The Remarkable Life of John Weld tells the true-life story of the title figure, an ambitious jack-of-all-trades who parlayed a short-lived stint as a stuntman into a journalism career that brought him face-to-face with such notorious figures as Franklin Delano Roosevelt and James Joyce. Filmmaker Gabe Torres delivers a documentary/fiction hybrid that’s dripping with good intentions yet never quite becomes the engrossing endeavor one might’ve anticipated and hoped for, although, to be fair, the picture does boast a handful of admittedly compelling and downright fascinating sequences – with the movie, in the end, at its best when focused on Weld’s initial (and accidental) foray into the world of Hollywood stunts. (There is, for example, a fascinating sequence wherein Weld, cast as an extra in a low-budget production, is asked to perform a dangerous dive off an intimidatingly high cliff.) It’s disappointing to note, then, that The Remarkable Life of John Weld slowly-but-surely loses its grip on the viewer as it moves into its less-than-engrossing midsection, as Torres’ decision to place a continuing emphasis on Weld’s romantic exploits and entanglements results in a fairly palpable who-cares sort of vibe (ie it’s just not terribly interesting stuff, ultimately).
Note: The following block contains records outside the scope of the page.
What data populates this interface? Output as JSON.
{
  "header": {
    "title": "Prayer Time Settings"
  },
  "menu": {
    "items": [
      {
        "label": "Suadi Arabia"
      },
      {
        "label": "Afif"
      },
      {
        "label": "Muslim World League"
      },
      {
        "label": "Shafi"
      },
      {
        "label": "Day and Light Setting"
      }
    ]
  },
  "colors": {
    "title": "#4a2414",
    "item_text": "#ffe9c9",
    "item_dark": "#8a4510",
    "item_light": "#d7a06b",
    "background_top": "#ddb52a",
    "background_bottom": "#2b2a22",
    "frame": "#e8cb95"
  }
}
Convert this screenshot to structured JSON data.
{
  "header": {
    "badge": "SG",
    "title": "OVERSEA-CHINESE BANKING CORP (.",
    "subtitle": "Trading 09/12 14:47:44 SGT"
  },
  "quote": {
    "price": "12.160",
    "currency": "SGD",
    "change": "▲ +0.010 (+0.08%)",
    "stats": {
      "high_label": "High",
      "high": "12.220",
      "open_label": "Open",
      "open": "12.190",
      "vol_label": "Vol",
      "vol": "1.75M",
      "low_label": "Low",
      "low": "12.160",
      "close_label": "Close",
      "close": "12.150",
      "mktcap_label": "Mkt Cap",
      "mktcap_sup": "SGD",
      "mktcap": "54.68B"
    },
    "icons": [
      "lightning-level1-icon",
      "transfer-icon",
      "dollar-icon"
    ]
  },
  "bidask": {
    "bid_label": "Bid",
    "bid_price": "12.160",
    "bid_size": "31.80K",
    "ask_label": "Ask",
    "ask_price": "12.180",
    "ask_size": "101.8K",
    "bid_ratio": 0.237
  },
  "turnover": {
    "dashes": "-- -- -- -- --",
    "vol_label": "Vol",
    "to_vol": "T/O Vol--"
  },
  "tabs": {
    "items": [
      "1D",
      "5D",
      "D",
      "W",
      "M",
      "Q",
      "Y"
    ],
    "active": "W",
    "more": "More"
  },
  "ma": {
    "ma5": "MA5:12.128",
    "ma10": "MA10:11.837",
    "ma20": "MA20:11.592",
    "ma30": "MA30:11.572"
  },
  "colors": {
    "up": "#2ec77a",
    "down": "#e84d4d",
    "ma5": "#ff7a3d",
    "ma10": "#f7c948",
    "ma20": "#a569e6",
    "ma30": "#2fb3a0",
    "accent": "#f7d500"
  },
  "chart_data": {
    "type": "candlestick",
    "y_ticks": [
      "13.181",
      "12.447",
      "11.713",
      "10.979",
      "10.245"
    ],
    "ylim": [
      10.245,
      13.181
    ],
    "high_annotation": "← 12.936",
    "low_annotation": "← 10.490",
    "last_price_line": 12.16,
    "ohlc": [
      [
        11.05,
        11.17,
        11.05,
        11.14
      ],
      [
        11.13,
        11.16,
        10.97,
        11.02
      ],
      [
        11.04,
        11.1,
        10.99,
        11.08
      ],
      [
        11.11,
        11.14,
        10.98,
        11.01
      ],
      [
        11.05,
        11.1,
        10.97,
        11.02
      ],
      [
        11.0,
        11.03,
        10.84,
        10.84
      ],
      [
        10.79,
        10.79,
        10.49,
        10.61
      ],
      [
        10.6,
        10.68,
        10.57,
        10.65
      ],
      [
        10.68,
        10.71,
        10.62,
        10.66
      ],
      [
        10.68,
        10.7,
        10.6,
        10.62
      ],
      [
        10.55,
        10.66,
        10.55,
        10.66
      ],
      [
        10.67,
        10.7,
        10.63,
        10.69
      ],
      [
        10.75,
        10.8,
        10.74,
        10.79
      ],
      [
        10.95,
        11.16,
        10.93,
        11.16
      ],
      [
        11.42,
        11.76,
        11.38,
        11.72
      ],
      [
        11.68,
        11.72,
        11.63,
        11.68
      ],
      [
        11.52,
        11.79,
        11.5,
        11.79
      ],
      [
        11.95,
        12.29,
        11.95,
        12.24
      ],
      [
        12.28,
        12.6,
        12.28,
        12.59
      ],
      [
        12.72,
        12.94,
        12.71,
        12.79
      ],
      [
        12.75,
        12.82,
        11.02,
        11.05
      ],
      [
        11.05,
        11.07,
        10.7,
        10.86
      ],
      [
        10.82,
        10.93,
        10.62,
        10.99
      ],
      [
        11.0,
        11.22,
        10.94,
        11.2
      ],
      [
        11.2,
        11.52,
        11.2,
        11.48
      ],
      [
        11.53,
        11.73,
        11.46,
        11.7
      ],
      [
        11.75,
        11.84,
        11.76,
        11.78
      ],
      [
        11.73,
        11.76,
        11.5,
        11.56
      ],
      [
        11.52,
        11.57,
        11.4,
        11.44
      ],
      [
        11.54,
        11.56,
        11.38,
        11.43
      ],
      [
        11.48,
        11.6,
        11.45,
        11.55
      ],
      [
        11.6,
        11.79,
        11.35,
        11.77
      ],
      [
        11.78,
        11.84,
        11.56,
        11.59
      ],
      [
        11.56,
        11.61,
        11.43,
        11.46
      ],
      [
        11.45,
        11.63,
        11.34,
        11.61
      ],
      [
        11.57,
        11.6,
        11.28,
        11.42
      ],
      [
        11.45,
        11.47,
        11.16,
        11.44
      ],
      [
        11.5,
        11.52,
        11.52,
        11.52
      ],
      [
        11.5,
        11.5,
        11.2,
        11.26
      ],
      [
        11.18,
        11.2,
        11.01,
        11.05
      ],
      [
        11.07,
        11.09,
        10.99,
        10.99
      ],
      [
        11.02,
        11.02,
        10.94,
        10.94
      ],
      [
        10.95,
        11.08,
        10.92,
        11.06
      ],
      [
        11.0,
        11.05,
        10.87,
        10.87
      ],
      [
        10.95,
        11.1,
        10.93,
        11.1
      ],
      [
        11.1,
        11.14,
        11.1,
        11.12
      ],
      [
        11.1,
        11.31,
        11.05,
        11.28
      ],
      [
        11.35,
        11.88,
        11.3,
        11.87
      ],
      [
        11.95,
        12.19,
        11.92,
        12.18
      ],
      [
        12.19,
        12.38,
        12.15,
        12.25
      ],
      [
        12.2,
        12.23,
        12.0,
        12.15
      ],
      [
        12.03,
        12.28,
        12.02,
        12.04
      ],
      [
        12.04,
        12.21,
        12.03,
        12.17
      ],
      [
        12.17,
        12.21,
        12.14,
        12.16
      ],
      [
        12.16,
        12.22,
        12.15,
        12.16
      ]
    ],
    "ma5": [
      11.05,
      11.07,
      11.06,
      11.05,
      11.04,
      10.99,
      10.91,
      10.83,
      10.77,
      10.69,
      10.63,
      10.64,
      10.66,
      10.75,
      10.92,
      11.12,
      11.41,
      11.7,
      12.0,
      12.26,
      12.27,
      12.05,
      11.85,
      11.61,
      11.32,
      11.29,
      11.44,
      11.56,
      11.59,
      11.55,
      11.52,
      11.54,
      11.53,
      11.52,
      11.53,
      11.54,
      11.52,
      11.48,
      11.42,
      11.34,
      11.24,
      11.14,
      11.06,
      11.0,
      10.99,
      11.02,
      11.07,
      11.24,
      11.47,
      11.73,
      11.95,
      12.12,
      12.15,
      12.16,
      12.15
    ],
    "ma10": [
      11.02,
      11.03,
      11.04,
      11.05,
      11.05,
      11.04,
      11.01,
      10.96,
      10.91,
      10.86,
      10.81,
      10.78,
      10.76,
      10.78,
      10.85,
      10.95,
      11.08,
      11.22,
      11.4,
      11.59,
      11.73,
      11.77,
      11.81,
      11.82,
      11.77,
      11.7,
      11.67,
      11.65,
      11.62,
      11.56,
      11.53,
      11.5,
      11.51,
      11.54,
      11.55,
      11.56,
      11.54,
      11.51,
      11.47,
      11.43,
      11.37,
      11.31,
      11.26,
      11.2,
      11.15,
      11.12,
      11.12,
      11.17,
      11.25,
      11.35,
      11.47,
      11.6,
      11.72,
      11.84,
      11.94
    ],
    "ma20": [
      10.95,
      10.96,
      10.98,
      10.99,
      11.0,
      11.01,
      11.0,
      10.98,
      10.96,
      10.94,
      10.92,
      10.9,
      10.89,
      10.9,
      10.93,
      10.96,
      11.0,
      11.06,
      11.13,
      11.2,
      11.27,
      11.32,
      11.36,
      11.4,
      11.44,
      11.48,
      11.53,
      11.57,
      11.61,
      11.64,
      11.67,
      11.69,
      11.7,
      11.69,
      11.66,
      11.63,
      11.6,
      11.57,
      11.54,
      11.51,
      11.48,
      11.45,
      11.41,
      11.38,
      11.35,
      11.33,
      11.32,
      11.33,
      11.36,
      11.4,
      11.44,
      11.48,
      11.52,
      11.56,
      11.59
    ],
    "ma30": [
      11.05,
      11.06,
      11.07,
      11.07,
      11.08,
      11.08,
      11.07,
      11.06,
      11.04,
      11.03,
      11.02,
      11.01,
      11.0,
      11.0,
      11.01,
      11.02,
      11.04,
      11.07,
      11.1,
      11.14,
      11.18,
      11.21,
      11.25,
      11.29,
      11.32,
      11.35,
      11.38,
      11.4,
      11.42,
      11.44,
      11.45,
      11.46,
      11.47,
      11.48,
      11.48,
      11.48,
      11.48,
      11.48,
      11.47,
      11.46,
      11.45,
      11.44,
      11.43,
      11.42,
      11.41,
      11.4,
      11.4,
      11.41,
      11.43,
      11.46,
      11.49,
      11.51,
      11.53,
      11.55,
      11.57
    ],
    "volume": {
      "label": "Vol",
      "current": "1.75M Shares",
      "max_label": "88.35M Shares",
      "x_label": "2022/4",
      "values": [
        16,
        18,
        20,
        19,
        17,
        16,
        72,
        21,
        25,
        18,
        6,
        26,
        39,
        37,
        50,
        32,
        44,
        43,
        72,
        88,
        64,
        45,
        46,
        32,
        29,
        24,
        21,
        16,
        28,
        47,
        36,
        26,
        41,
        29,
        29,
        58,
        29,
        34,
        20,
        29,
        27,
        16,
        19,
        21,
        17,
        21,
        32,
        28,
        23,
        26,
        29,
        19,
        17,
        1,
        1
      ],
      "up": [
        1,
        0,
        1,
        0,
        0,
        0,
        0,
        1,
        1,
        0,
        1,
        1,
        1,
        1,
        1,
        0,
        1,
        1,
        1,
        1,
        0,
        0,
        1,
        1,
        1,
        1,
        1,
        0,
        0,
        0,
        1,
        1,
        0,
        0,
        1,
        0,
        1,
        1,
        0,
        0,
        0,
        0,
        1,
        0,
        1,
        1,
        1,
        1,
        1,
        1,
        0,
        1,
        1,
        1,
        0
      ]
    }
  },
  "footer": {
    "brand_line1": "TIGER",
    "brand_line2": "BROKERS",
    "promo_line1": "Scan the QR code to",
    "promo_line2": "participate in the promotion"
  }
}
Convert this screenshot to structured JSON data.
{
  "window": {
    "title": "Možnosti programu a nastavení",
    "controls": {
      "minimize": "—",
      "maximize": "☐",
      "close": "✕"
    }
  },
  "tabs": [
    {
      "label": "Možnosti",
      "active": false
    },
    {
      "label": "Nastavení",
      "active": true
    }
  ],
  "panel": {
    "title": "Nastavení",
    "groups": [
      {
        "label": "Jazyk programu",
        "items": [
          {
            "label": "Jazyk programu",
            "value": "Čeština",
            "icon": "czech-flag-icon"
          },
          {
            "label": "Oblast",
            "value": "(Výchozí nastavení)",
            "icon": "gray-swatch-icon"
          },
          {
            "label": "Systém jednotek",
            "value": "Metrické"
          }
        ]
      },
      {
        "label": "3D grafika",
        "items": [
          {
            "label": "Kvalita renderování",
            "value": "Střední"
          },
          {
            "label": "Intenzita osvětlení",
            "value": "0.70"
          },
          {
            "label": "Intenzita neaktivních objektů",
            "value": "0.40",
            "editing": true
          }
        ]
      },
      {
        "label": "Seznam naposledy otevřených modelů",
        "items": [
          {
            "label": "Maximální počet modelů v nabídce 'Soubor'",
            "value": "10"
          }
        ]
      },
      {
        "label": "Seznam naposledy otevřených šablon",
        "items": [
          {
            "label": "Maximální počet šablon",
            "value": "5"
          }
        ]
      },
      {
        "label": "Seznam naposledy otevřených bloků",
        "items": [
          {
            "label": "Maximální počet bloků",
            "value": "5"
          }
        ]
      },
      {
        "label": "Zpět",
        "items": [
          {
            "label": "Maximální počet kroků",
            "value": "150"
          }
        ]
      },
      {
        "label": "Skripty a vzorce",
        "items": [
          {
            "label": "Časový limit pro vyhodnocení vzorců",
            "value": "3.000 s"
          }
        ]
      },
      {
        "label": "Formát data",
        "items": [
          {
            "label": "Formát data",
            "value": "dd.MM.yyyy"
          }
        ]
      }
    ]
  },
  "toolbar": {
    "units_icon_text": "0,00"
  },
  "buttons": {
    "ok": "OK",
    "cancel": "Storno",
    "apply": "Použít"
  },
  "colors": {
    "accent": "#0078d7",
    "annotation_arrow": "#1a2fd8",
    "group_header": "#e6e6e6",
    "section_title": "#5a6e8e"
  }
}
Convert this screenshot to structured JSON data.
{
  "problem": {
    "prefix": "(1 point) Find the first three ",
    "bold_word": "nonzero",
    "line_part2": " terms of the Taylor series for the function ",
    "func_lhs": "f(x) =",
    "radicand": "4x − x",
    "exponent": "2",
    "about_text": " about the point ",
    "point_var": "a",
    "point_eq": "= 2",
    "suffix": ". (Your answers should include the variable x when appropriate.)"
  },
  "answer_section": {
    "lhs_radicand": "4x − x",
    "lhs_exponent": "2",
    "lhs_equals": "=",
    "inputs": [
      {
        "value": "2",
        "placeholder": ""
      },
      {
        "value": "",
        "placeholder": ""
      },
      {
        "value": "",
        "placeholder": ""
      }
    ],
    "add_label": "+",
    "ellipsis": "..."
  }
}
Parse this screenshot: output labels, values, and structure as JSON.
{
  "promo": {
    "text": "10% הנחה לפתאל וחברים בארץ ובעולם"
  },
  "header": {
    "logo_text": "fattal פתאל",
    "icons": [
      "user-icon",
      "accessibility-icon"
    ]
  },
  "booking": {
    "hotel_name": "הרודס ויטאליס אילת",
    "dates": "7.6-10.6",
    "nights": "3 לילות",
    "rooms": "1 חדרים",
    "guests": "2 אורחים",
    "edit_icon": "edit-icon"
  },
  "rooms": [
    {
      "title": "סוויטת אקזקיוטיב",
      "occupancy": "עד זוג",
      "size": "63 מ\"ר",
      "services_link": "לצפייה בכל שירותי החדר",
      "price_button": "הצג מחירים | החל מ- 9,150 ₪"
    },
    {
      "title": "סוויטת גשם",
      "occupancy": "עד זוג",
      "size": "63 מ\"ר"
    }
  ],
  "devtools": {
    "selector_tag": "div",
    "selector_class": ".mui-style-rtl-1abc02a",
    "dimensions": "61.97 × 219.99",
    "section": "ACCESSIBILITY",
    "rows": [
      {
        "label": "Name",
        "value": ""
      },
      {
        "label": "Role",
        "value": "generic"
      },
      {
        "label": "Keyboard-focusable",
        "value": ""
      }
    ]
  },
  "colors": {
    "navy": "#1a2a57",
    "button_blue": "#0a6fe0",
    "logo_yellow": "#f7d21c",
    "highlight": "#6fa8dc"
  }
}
The increasingly arms-length atmosphere, which is compounded by a distressingly low-rent visual sensibility (ie almost shockingly shoddy special effects), ensures that The Remarkable Life of John Weld fizzles out long before reaching its comparatively decent final stretch, and it does seem, in the final analysis, that perhaps Weld’s life simply wasn’t compelling or eventful enough to sustain an entire film.